Huh? Why would I want to buy a new stove if that one still works? Does a stainless-steel fridge protect my food better than a white one?
This perceived need to purchase new products is one issue discussed in "The Story of Stuff," a 20-minute online video I just watched.
A thought occurred to me six months or so ago. My grandparents had lived in a small house (at least by American standards), but the houses being built nowadays are much, much bigger -- with seldom-used living rooms and even bonus or game rooms. Why? Family sizes have shrunk, not grown. Most women of my grandparents' generation didn't have to work outside the home. Today that's not the case. I'm all for women working outside the home if they want to. But I'd rather a two-parent income be a choice, not a necessity. Where's the logic in buying a big house if you have to work more to afford it?
Why are storage facilities popular now? With our big houses, don't we have enough room?
We need to get back to basics, back to simplicity. We need to stop deriving our self-worth from the objects we own. We need to recognize that companies want us to consume, have trained us to consume.
About 10 years ago my cordless phone broke after only six months or so. Shopping with my sister, I lamented about how quickly the phone had become useless. A customer next to me complained that was commonplace with a lot of products nowadays.

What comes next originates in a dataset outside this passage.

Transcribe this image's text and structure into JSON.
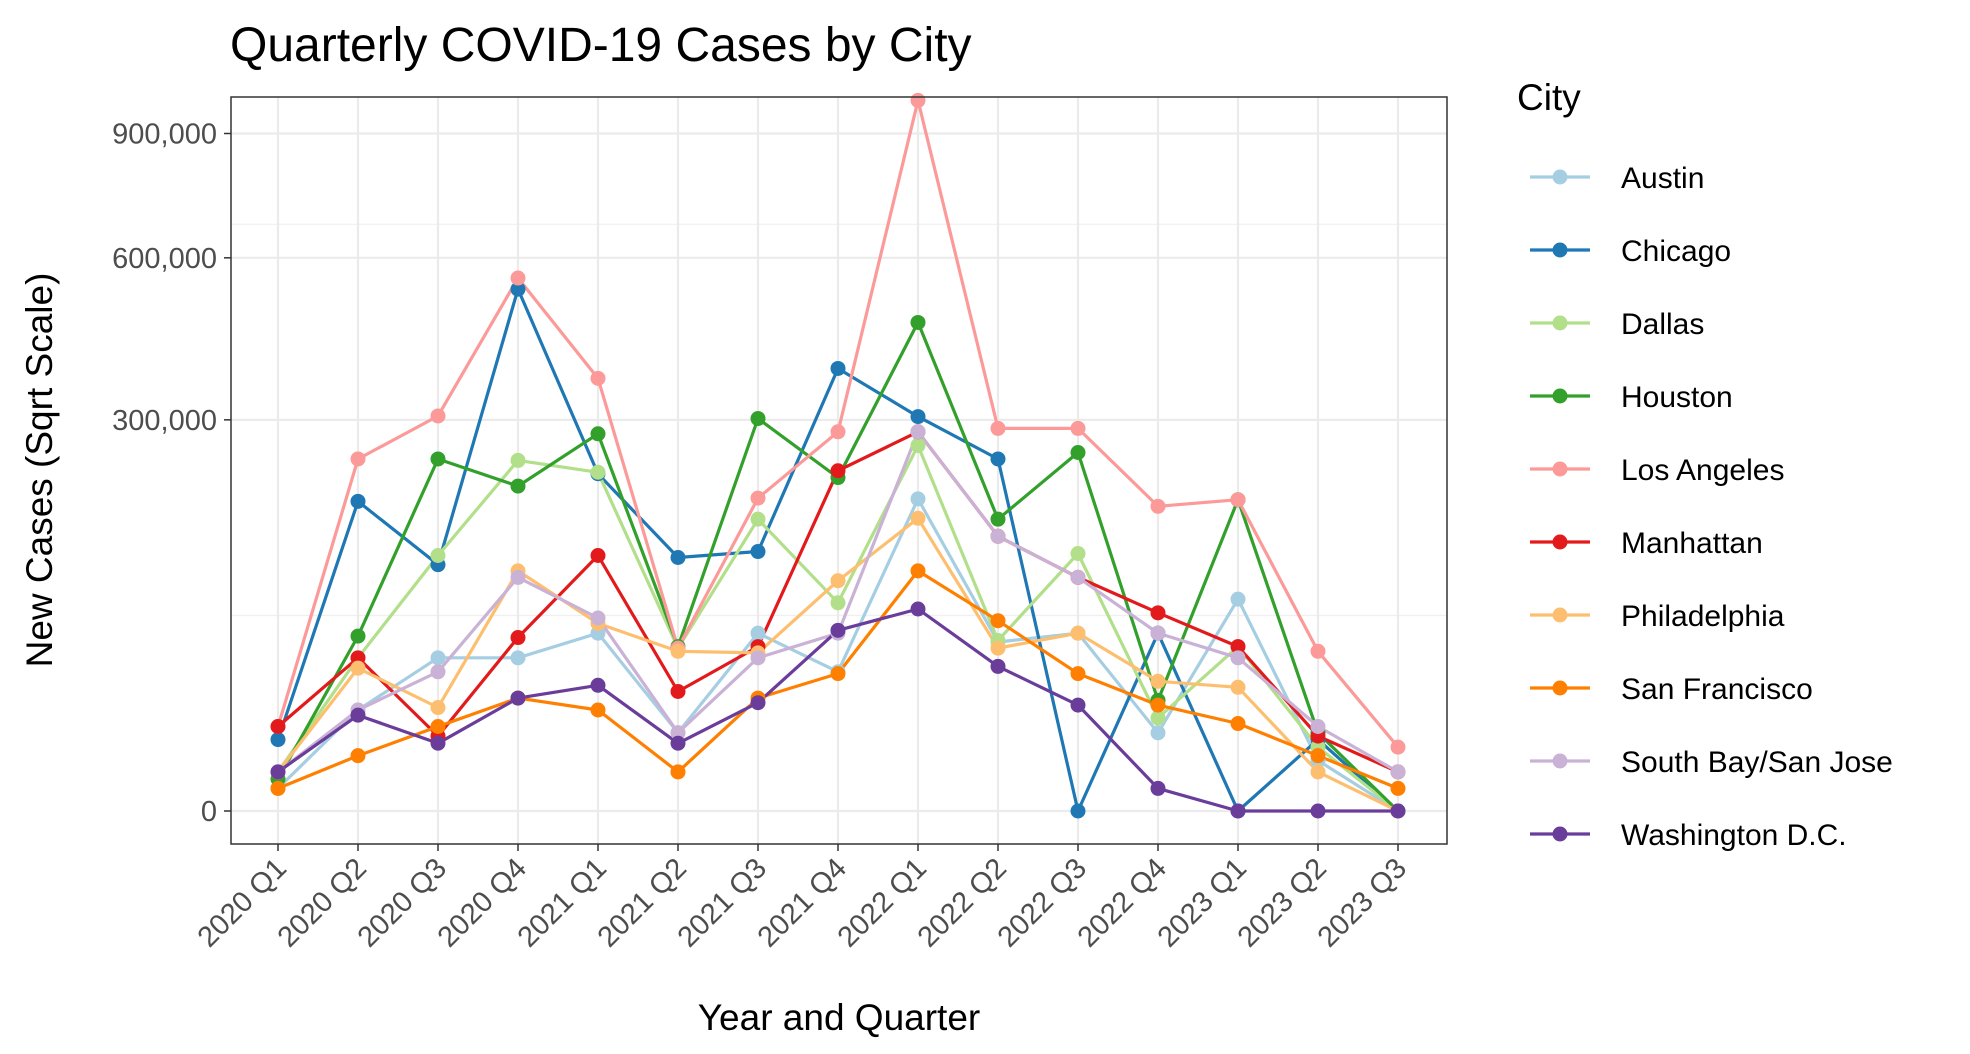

It's called planned obsolescence (ie. obsolete), according to "The Story of Stuff." Companies make their products to break earlier than they should so we go out and purchase another.
The second kind of obsolescence is perceived obsolescence. The iPhone came out only one year ago, yet last week people -- who own the 2007 version -- were camped outside Apple stores overnight to be the first to buy the newer version. And, of course, people who had a cell phone before the original iPhone came out ditched it in favor of the newest thing, at the time.
Now this isn't to say that I'm never wasteful. No one is perfect, and that's not what any of my blog posts are about. My posts are about sharing what I've discovered about animal rights, the environment and our health. With knowledge we can each improve how we live our lives.